CHP lideri Kemal Kılıçdaroğlu’nun yakın zamanda gündeme getirdiği kalıcı yaz saati uygulamasıyla ilgili bakanlıktan açıklama geldi. TBMM Plan ve Bütçe Komisyonu toplantısında Enerji ve Tabii Kaynaklar Bakanı Fatih Dönmez’e konuya ilişkin soru yönelten CHP’li Sibel Özdemir, kalıcı yaz saati uygulamasını sorguladı.
Özdemir, bakana yönelttiği soruya ilişkin yaptığı konuşmada, “Özellikle gelişme çağında olan çocuklar karanlıkta okula gidiyor. Çalışan kadınlar karanlıkta işe gidip karanlıkta evlerine dönüyor. Bu durum, can ve mal güvenliklerini tehlikeye atıyor” dedi.

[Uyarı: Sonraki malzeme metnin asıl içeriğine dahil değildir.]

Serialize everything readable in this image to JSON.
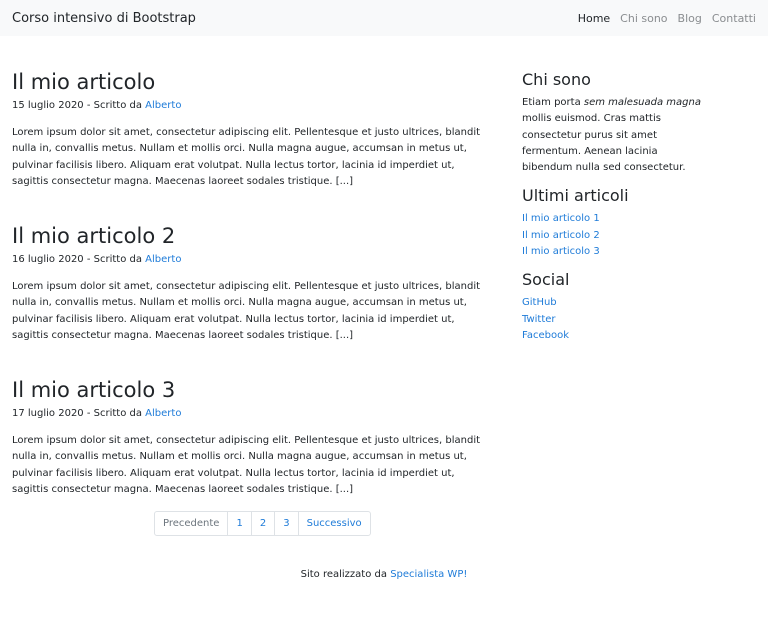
{
  "navbar": {
    "brand": "Corso intensivo di Bootstrap",
    "links": [
      "Home",
      "Chi sono",
      "Blog",
      "Contatti"
    ]
  },
  "posts": [
    {
      "title": "Il mio articolo",
      "date": "15 luglio 2020",
      "by": " - Scritto da ",
      "author": "Alberto",
      "body": "Lorem ipsum dolor sit amet, consectetur adipiscing elit. Pellentesque et justo ultrices, blandit nulla in, convallis metus. Nullam et mollis orci. Nulla magna augue, accumsan in metus ut, pulvinar facilisis libero. Aliquam erat volutpat. Nulla lectus tortor, lacinia id imperdiet ut, sagittis consectetur magna. Maecenas laoreet sodales tristique. [...]"
    },
    {
      "title": "Il mio articolo 2",
      "date": "16 luglio 2020",
      "by": " - Scritto da ",
      "author": "Alberto",
      "body": "Lorem ipsum dolor sit amet, consectetur adipiscing elit. Pellentesque et justo ultrices, blandit nulla in, convallis metus. Nullam et mollis orci. Nulla magna augue, accumsan in metus ut, pulvinar facilisis libero. Aliquam erat volutpat. Nulla lectus tortor, lacinia id imperdiet ut, sagittis consectetur magna. Maecenas laoreet sodales tristique. [...]"
    },
    {
      "title": "Il mio articolo 3",
      "date": "17 luglio 2020",
      "by": " - Scritto da ",
      "author": "Alberto",
      "body": "Lorem ipsum dolor sit amet, consectetur adipiscing elit. Pellentesque et justo ultrices, blandit nulla in, convallis metus. Nullam et mollis orci. Nulla magna augue, accumsan in metus ut, pulvinar facilisis libero. Aliquam erat volutpat. Nulla lectus tortor, lacinia id imperdiet ut, sagittis consectetur magna. Maecenas laoreet sodales tristique. [...]"
    }
  ],
  "pagination": [
    "Precedente",
    "1",
    "2",
    "3",
    "Successivo"
  ],
  "sidebar": {
    "about_title": "Chi sono",
    "about_text_before": "Etiam porta ",
    "about_text_em": "sem malesuada magna",
    "about_text_after": " mollis euismod. Cras mattis consectetur purus sit amet fermentum. Aenean lacinia bibendum nulla sed consectetur.",
    "recent_title": "Ultimi articoli",
    "recent": [
      "Il mio articolo 1",
      "Il mio articolo 2",
      "Il mio articolo 3"
    ],
    "social_title": "Social",
    "social": [
      "GitHub",
      "Twitter",
      "Facebook"
    ]
  },
  "footer": {
    "text": "Sito realizzato da ",
    "link": "Specialista WP!"
  },
  "colors": {
    "link": "#1e7bd8",
    "navbar_bg": "#f8f9fa",
    "text": "#212529"
  }
}
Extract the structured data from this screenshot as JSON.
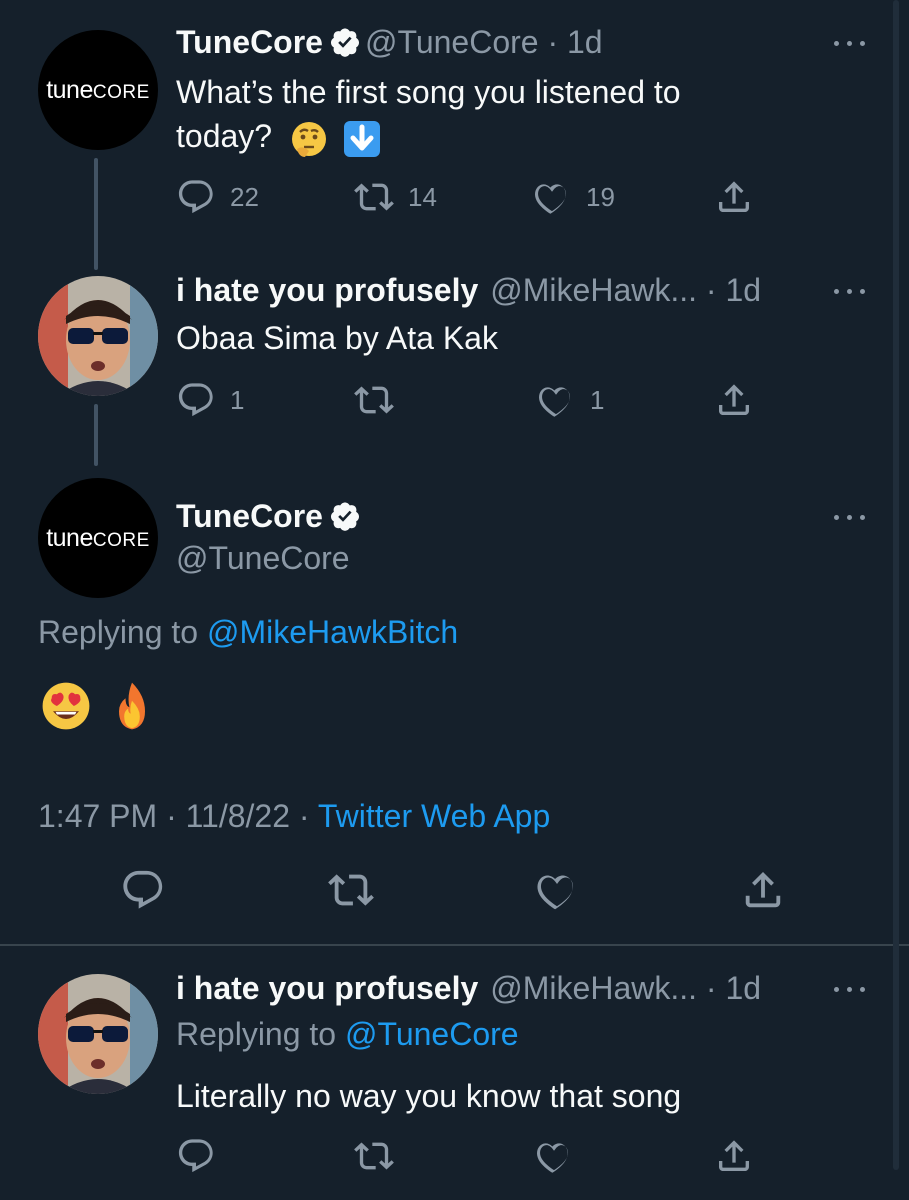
{
  "tweets": [
    {
      "avatar": {
        "logo_a": "tune",
        "logo_b": "CORE"
      },
      "name": "TuneCore",
      "verified": true,
      "handle": "@TuneCore",
      "time": "1d",
      "text": "What’s the first song you listened to",
      "text_line2": "today?",
      "emoji_icons": [
        "thinking-face-icon",
        "down-arrow-icon"
      ],
      "reply_count": "22",
      "retweet_count": "14",
      "like_count": "19"
    },
    {
      "name": "i hate you profusely",
      "handle": "@MikeHawk...",
      "time": "1d",
      "text": "Obaa Sima by Ata Kak",
      "reply_count": "1",
      "retweet_count": "",
      "like_count": "1"
    }
  ],
  "focused_tweet": {
    "avatar": {
      "logo_a": "tune",
      "logo_b": "CORE"
    },
    "name": "TuneCore",
    "verified": true,
    "handle": "@TuneCore",
    "replying_prefix": "Replying to",
    "replying_handle": "@MikeHawkBitch",
    "emoji_icons": [
      "heart-eyes-face-icon",
      "fire-icon"
    ],
    "time": "1:47 PM",
    "date": "11/8/22",
    "source": "Twitter Web App",
    "separator": "·"
  },
  "reply_tweet": {
    "name": "i hate you profusely",
    "handle": "@MikeHawk...",
    "time": "1d",
    "replying_prefix": "Replying to",
    "replying_handle": "@TuneCore",
    "text": "Literally no way you know that song"
  },
  "colors": {
    "background": "#15202b",
    "text": "#f7f9f9",
    "muted": "#8b98a5",
    "link": "#1d9bf0",
    "divider": "#38444d"
  }
}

Yaz dönemi kapanmasına rağmen kış saati uygulamasına geçilmediği için sabah saatlerinde havanın karanlık olması ve okula giden çocukların karanlığa boğulmasını “cehalet” olarak gören Kılıçdaroğlu’na Bakan Dönmez, psikoloji bilimiyle yanıt verdi.
Enerji ve Tabii Kaynaklar Bakanı, “Saat değişimlerinin getirdiği kaygı, stres, depresyon gibi olumsuzlukların sabit saat uygulamasında daha az yaşanacağı ortaya konulmuştur” dedi.
Özdemir ise sokak aydınlatmasının yetersiz kaldığı bölgelerden geçmek zorunda kalan insanların kaygı ve korku yaşadıklarına hem sabah hem de akşam karanlıkta kaldıklarına dikkat çekti.
Kılıçdaroğlu: Kalıcı Yaz Saati Biyolojik Saate Uygun Değil
CHP lideri, insanların biyolojik saatleri olduğunu belirterek biyolojik saatteki en önemli uyaran için gün ışığına işaret etmişti.
Mevcut uygulamada çocukların sabahları okula gitmekte güçlük çektiği, biyolojik olarak herkesin zorlandığını söylemişti.
Bunun üzerine Bakan Dönmez ise mevsimler değişse de saat uygulamasının aynı kaldığı ortamda, “ülke nüfusunun daha büyük bir bölümünün gün ışığından daha fazla faydalandığı” tezini savundu.
Kalıcı Yaz Saati Uygulamasına Neden Başlandı?
Berat Albayrak’ın Ekonomi Bakanlığı yaptığı dönemde getirdiği uygulama, 2018 yılında Cumhurbaşkanı Recep Tayyip Erdoğan’ın imzasıyla Resmi Gazete‘de yayımlanarak tüm yurtta uygulamaya geçmişti.
“İleri saat” uygulaması olarak da bilinen yaz saati uygulamasında gün ışığından daha fazla faydalanmak ve enerji tasarrufu sağlamak amaçlanmıştı.
Ancak kış döneminde havanın yaz dönemine nazaran daha geç aydınlanması, insanların gündüzleri karanlık saatlerde hayata başlaması ve sokak lambaları dahil olmak üzere daha fazla enerji harcanması anlamına geldi.